The Rockets would meet these exact two opponents again in the 1980-81 playoffs, but something miraculous happened: Houston and San Antonio would finally be in the West!
ENTER THE MAVERICKS
The NBA expanded to Dallas for the 1980-81 season and this finally set off the major realignment as the “Midwest” Division (once upon a time actually in the Midwest) was now the way-station for Texas, Kansas City, and the Rocky Mountains.
Meanwhile, the “Central” Division was more Midwestern than ever, but the NBA couldn’t denote this Eastern Conference division with a name that evoked the Western Conference.

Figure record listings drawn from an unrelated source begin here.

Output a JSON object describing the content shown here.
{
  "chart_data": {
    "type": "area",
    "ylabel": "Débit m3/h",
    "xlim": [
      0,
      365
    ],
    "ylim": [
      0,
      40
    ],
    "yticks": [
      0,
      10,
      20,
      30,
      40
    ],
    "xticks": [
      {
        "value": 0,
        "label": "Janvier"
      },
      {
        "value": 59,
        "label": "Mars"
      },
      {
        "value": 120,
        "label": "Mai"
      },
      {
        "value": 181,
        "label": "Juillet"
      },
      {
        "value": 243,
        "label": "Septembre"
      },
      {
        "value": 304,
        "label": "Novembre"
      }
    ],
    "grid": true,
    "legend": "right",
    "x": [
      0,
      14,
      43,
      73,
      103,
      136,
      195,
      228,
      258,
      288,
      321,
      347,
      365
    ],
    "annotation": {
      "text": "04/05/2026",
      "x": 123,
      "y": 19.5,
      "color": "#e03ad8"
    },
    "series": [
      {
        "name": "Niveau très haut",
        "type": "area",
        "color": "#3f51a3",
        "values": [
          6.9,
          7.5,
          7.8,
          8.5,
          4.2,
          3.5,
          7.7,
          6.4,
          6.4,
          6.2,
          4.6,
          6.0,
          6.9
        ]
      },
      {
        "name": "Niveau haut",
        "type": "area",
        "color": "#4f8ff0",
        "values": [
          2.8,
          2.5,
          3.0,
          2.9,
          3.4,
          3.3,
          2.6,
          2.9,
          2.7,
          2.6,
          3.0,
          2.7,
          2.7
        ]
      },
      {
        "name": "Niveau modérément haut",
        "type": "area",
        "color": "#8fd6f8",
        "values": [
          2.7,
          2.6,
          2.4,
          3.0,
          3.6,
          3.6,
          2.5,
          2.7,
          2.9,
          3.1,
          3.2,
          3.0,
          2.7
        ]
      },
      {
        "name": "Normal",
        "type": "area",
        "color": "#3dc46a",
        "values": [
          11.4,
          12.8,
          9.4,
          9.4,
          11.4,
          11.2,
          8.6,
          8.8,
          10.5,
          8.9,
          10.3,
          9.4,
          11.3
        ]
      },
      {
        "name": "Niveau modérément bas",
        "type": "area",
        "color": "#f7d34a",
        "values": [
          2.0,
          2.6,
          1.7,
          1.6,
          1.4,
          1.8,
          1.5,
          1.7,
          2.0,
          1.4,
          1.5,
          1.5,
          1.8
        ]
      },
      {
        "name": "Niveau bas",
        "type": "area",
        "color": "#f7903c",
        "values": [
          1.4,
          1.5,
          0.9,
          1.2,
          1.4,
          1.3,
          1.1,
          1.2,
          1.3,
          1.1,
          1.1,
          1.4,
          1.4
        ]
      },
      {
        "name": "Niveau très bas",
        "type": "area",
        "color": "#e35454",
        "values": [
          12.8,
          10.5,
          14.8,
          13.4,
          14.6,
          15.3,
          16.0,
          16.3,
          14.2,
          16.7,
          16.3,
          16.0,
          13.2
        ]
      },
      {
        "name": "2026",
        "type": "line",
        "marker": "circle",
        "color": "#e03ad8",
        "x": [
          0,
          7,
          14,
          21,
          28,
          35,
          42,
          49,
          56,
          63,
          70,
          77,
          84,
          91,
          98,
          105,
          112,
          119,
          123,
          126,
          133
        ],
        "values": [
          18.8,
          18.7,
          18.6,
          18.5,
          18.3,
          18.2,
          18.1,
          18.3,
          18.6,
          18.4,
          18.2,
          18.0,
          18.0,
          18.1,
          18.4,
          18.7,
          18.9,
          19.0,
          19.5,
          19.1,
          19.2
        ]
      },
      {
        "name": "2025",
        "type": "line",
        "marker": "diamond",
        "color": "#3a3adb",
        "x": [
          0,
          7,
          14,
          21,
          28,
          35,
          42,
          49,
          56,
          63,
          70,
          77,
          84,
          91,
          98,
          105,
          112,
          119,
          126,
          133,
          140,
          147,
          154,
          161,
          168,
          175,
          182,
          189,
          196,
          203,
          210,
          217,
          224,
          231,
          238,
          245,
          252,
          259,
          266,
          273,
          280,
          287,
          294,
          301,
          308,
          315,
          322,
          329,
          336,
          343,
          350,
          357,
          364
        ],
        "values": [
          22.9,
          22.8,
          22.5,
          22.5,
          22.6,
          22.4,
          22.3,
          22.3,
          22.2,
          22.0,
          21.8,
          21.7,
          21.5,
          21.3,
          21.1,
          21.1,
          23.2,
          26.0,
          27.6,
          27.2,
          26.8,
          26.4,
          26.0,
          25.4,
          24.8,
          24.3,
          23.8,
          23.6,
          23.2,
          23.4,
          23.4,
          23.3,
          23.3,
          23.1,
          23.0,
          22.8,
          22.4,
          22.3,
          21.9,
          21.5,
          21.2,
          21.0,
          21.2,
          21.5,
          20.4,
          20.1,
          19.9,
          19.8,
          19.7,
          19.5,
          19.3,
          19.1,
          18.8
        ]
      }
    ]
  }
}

Hence for the next quarter-century you had a Midwest Division that slowly made less and less sense to the point that in 1996, it included the Vancouver Grizzlies.
But back to 1981…
The Rockets finished a literally-just-below-average 40-42. The Spurs meanwhile hopped up to 52 wins. Didn’t matter. Moses and Murphy kicked their ass again in the playoffs.
This time however it took seven games. Malone was unusually shoddy from the field in the seventh game (6-19, 21 points), but Murphy was on fire going for 42 points on 19-28 FGs. The outburst from Calvin helped push Houston to a 105-100 Game 7 victory.
After dispatching the KC Kings in the Western Conference Finals, Houston met the Boston Celtics. The Celtics won this series, but instead of pummeling Houston by about 18 points every game, the Celtics only had two blowout victories. And the Rockets even won two games!
But overall, Boston basically punked Houston. It was a six-game series that was not as close as the six-game series tag would indicate.
Anyways, Houston begrudingly must thank Dallas for showing up that season because the Rockets’ 40-42 record got them into the Western Conference playoffs by one game over the 39-win Warriors.
Meanwhile in the East, 40 wins would have left Houston out of the postseason since the Indiana Pacers claimed the final spot there with 44 wins.
But ya know what? After nearly a decade stupidly playing in the East, Houston deserved that lucky break.